Le donne compongono una larga fetta della comunità scientifica, ma le loro voci negli spazi pubblici sono ancora ora sottorappresentate.
Per contrastare tale disparità di genere e promuovere la piena uguaglianza di genere nel mondo accademico nel gennaio del 2018 due ecologiste statunitensi hanno ideato la piattaforma Request a Woman Scientist, che consente a giornalisti, insegnanti, organizzatori di eventi e semplici curiosi di entrare in contatto con migliaia di ricercatrici di tutto il mondo.
Sul sito è possibile trovare più di 10.000 scienziate specializzate individuabili attraverso una serie di parametri, tra cui la posizione geografica, l’area di competenza, i titoli conseguiti e l’eventuale appartenenza a una minoranza sottorappresentata.
Questo è solo un primo passo per abbattere lo squilibrio di genere e permettere alle donne di riappropriarsi dello spazio toltogli all’interno del mondo scientifico per evitare che, nella storia futura, casi come quello di Netti Stevens o di tutte le “Matilde” dimenticate o non riconosciute, non si verifichino più.
di Alice Marmo
Un’altra donna vittima dell’effetto Matilda è stata Rosalind Franklin, scienziata inglese che nel 1952 ottenne le immagini più nitide fino ad allora della struttura completa del DNA e riuscì a stabilire che le molecole erano organizzate in forma elicoidale. Purtroppo i suoi studi non hanno trovato riconoscimento esterno, dal momento che due colleghi del suo laboratorio (James Watson e Francis Crick) utilizzarono queste immagini per pubblicare un articolo in cui rivelavano la struttura del DNA, conseguentemente vincendo il Premio Nobel per la medicina, tuttavia senza mai citare la Franklin.
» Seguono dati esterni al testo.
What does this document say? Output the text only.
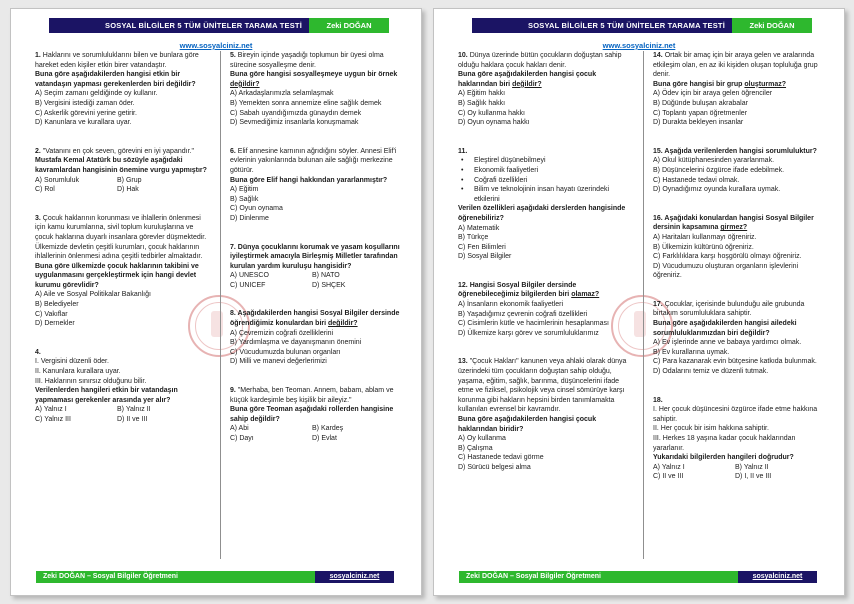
SOSYAL BİLGİLER 5 TÜM ÜNİTELER TARAMA TESTİ	Zeki DOĞAN
www.sosyalciniz.net
1. Haklarını ve sorumluluklarını bilen ve bunlara göre hareket eden kişiler etkin birer vatandaştır.
Buna göre aşağıdakilerden hangisi etkin bir vatandaşın yapması gerekenlerden biri değildir?
A) Seçim zamanı geldiğinde oy kullanır.
B) Vergisini istediği zaman öder.
C) Askerlik görevini yerine getirir.
D) Kanunlara ve kurallara uyar.
2. "Vatanını en çok seven, görevini en iyi yapandır."
Mustafa Kemal Atatürk bu sözüyle aşağıdaki kavramlardan hangisinin önemine vurgu yapmıştır?
A) Sorumluluk	B) Grup
C) Rol	D) Hak
3. Çocuk haklarının korunması ve ihlallerin önlenmesi için kamu kurumlarına, sivil toplum kuruluşlarına ve çocuk haklarına duyarlı insanlara görevler düşmektedir. Ülkemizde devletin çeşitli kurumları, çocuk haklarının ihlallerinin önlenmesi adına çeşitli tedbirler almaktadır.
Buna göre ülkemizde çocuk haklarının takibini ve uygulanmasını gerçekleştirmek için hangi devlet kurumu görevlidir?
A) Aile ve Sosyal Politikalar Bakanlığı
B) Belediyeler
C) Vakıflar
D) Dernekler
4.
I. Vergisini düzenli öder.
II. Kanunlara kurallara uyar.
III. Haklarının sınırsız olduğunu bilir.
Verilenlerden hangileri etkin bir vatandaşın yapmaması gerekenler arasında yer alır?
A) Yalnız I	B) Yalnız II
C) Yalnız III	D) II ve III
5. Bireyin içinde yaşadığı toplumun bir üyesi olma sürecine sosyalleşme denir.
Buna göre hangisi sosyalleşmeye uygun bir örnek değildir?
A) Arkadaşlarımızla selamlaşmak
B) Yemekten sonra annemize eline sağlık demek
C) Sabah uyandığımızda günaydın demek
D) Sevmediğimiz insanlarla konuşmamak
6. Elif annesine karnının ağrıdığını söyler. Annesi Elif'i evlerinin yakınlarında bulunan aile sağlığı merkezine götürür.
Buna göre Elif hangi hakkından yararlanmıştır?
A) Eğitim
B) Sağlık
C) Oyun oynama
D) Dinlenme
7. Dünya çocuklarını korumak ve yasam koşullarını iyileştirmek amacıyla Birleşmiş Milletler tarafından kurulan yardım kuruluşu hangisidir?
A) UNESCO	B) NATO
C) UNICEF	D) SHÇEK
8. Aşağıdakilerden hangisi Sosyal Bilgiler dersinde öğrendiğimiz konulardan biri değildir?
A) Çevremizin coğrafi özelliklerini
B) Yardımlaşma ve dayanışmanın önemini
C) Vücudumuzda bulunan organları
D) Milli ve manevi değerlerimizi
9. "Merhaba, ben Teoman. Annem, babam, ablam ve küçük kardeşimle beş kişilik bir aileyiz."
Buna göre Teoman aşağıdaki rollerden hangisine sahip değildir?
A) Abi	B) Kardeş
C) Dayı	D) Evlat
Zeki DOĞAN – Sosyal Bilgiler Öğretmeni	sosyalciniz.net
SOSYAL BİLGİLER 5 TÜM ÜNİTELER TARAMA TESTİ	Zeki DOĞAN
www.sosyalciniz.net
10. Dünya üzerinde bütün çocukların doğuştan sahip olduğu haklara çocuk hakları denir.
Buna göre aşağıdakilerden hangisi çocuk haklarından biri değildir?
A) Eğitim hakkı
B) Sağlık hakkı
C) Oy kullanma hakkı
D) Oyun oynama hakkı
11.
•	Eleştirel düşünebilmeyi
•	Ekonomik faaliyetleri
•	Coğrafi özellikleri
•	Bilim ve teknolojinin insan hayatı üzerindeki etkilerini
Verilen özellikleri aşağıdaki derslerden hangisinde öğrenebiliriz?
A) Matematik
B) Türkçe
C) Fen Bilimleri
D) Sosyal Bilgiler
12. Hangisi Sosyal Bilgiler dersinde öğrenebileceğimiz bilgilerden biri olamaz?
A) İnsanların ekonomik faaliyetleri
B) Yaşadığımız çevrenin coğrafi özellikleri
C) Cisimlerin kütle ve hacimlerinin hesaplanması
D) Ülkemize karşı görev ve sorumluluklarımız
13. "Çocuk Hakları" kanunen veya ahlaki olarak dünya üzerindeki tüm çocukların doğuştan sahip olduğu, yaşama, eğitim, sağlık, barınma, düşüncelerini ifade etme ve fiziksel, psikolojik veya cinsel sömürüye karşı korunma gibi hakların hepsini birden tanımlamakta kullanılan evrensel bir kavramdır.
Buna göre aşağıdakilerden hangisi çocuk haklarından biridir?
A) Oy kullanma
B) Çalışma
C) Hastanede tedavi görme
D) Sürücü belgesi alma
14. Ortak bir amaç için bir araya gelen ve aralarında etkileşim olan, en az iki kişiden oluşan topluluğa grup denir.
Buna göre hangisi bir grup oluşturmaz?
A) Ödev için bir araya gelen öğrenciler
B) Düğünde buluşan akrabalar
C) Toplantı yapan öğretmenler
D) Durakta bekleyen insanlar
15. Aşağıda verilenlerden hangisi sorumluluktur?
A) Okul kütüphanesinden yararlanmak.
B) Düşüncelerini özgürce ifade edebilmek.
C) Hastanede tedavi olmak.
D) Oynadığımız oyunda kurallara uymak.
16. Aşağıdaki konulardan hangisi Sosyal Bilgiler dersinin kapsamına girmez?
A) Haritaları kullanmayı öğreniriz.
B) Ülkemizin kültürünü öğreniriz.
C) Farklılıklara karşı hoşgörülü olmayı öğreniriz.
D) Vücudumuzu oluşturan organların işlevlerini öğreniriz.
17. Çocuklar, içerisinde bulunduğu aile grubunda birtakım sorumluluklara sahiptir.
Buna göre aşağıdakilerden hangisi ailedeki sorumluluklarımızdan biri değildir?
A) Ev işlerinde anne ve babaya yardımcı olmak.
B) Ev kurallarına uymak.
C) Para kazanarak evin bütçesine katkıda bulunmak.
D) Odalarını temiz ve düzenli tutmak.
18.
I. Her çocuk düşüncesini özgürce ifade etme hakkına sahiptir.
II. Her çocuk bir isim hakkına sahiptir.
III. Herkes 18 yaşına kadar çocuk haklarından yararlanır.
Yukarıdaki bilgilerden hangileri doğrudur?
A) Yalnız I	B) Yalnız II
C) II ve III	D) I, II ve III
Zeki DOĞAN – Sosyal Bilgiler Öğretmeni	sosyalciniz.net
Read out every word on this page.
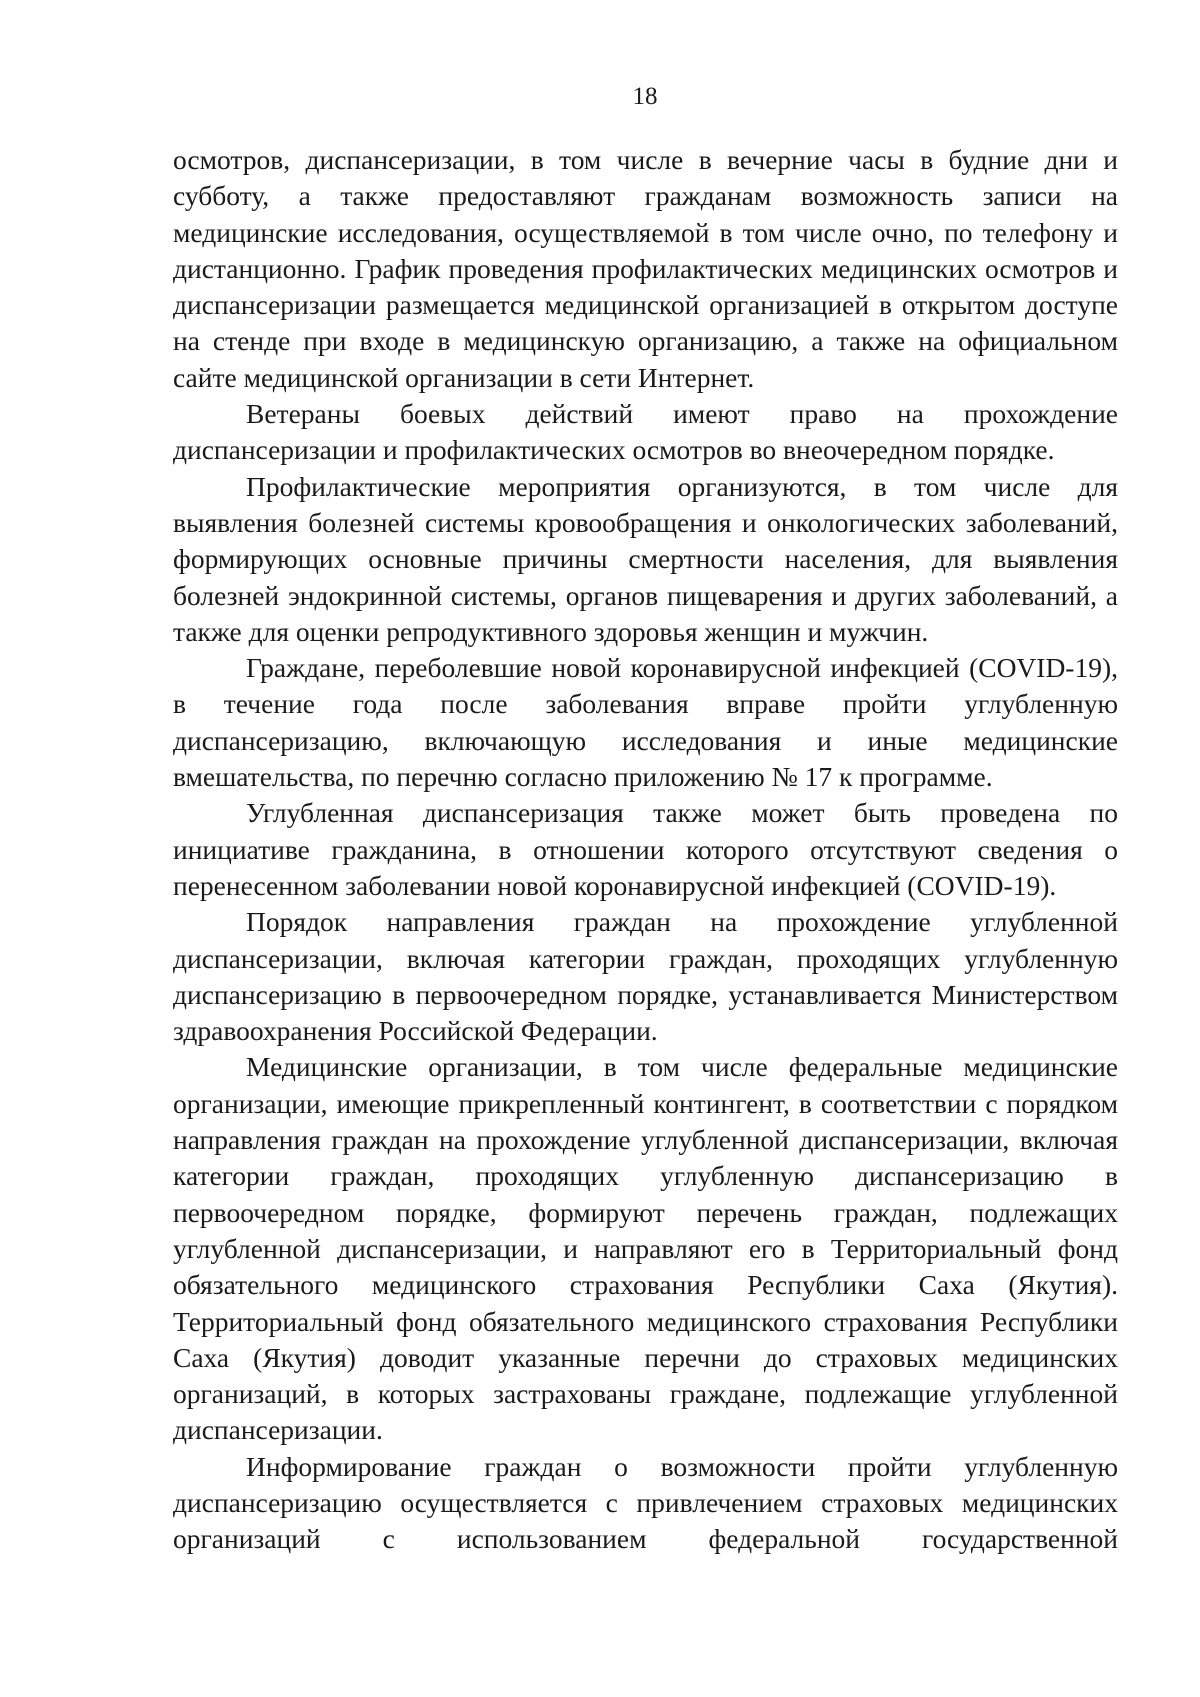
18

осмотров, диспансеризации, в том числе в вечерние часы в будние дни и субботу, а также предоставляют гражданам возможность записи на медицинские исследования, осуществляемой в том числе очно, по телефону и дистанционно. График проведения профилактических медицинских осмотров и диспансеризации размещается медицинской организацией в открытом доступе на стенде при входе в медицинскую организацию, а также на официальном сайте медицинской организации в сети Интернет.

Ветераны боевых действий имеют право на прохождение диспансеризации и профилактических осмотров во внеочередном порядке.

Профилактические мероприятия организуются, в том числе для выявления болезней системы кровообращения и онкологических заболеваний, формирующих основные причины смертности населения, для выявления болезней эндокринной системы, органов пищеварения и других заболеваний, а также для оценки репродуктивного здоровья женщин и мужчин.

Граждане, переболевшие новой коронавирусной инфекцией (COVID-19), в течение года после заболевания вправе пройти углубленную диспансеризацию, включающую исследования и иные медицинские вмешательства, по перечню согласно приложению № 17 к программе.

Углубленная диспансеризация также может быть проведена по инициативе гражданина, в отношении которого отсутствуют сведения о перенесенном заболевании новой коронавирусной инфекцией (COVID-19).

Порядок направления граждан на прохождение углубленной диспансеризации, включая категории граждан, проходящих углубленную диспансеризацию в первоочередном порядке, устанавливается Министерством здравоохранения Российской Федерации.

Медицинские организации, в том числе федеральные медицинские организации, имеющие прикрепленный контингент, в соответствии с порядком направления граждан на прохождение углубленной диспансеризации, включая категории граждан, проходящих углубленную диспансеризацию в первоочередном порядке, формируют перечень граждан, подлежащих углубленной диспансеризации, и направляют его в Территориальный фонд обязательного медицинского страхования Республики Саха (Якутия). Территориальный фонд обязательного медицинского страхования Республики Саха (Якутия) доводит указанные перечни до страховых медицинских организаций, в которых застрахованы граждане, подлежащие углубленной диспансеризации.

Информирование граждан о возможности пройти углубленную диспансеризацию осуществляется с привлечением страховых медицинских организаций с использованием федеральной государственной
Rimanendo anche nei giorni nostri, non mancano fenomeni affini all’effetto Matilda, ad esempio in ambito universitario. Quante volte infatti un ragazzo viene elogiato quando ottiene risultati fuori dalla media o con tempi record durante il suo percorso? E quante volte invece una studentessa viene appellata come “favorita” o “raccomandata” quando fa lo stesso, soprattutto in ambito scientifico? Questo fenomeno è una conseguenza della tendenza generale a sminuire i risultati conseguiti dalle donne, risultati spesso attribuiti ad altri fattori (come le risorse economiche della famiglia, l’aspetto fisico,ecc).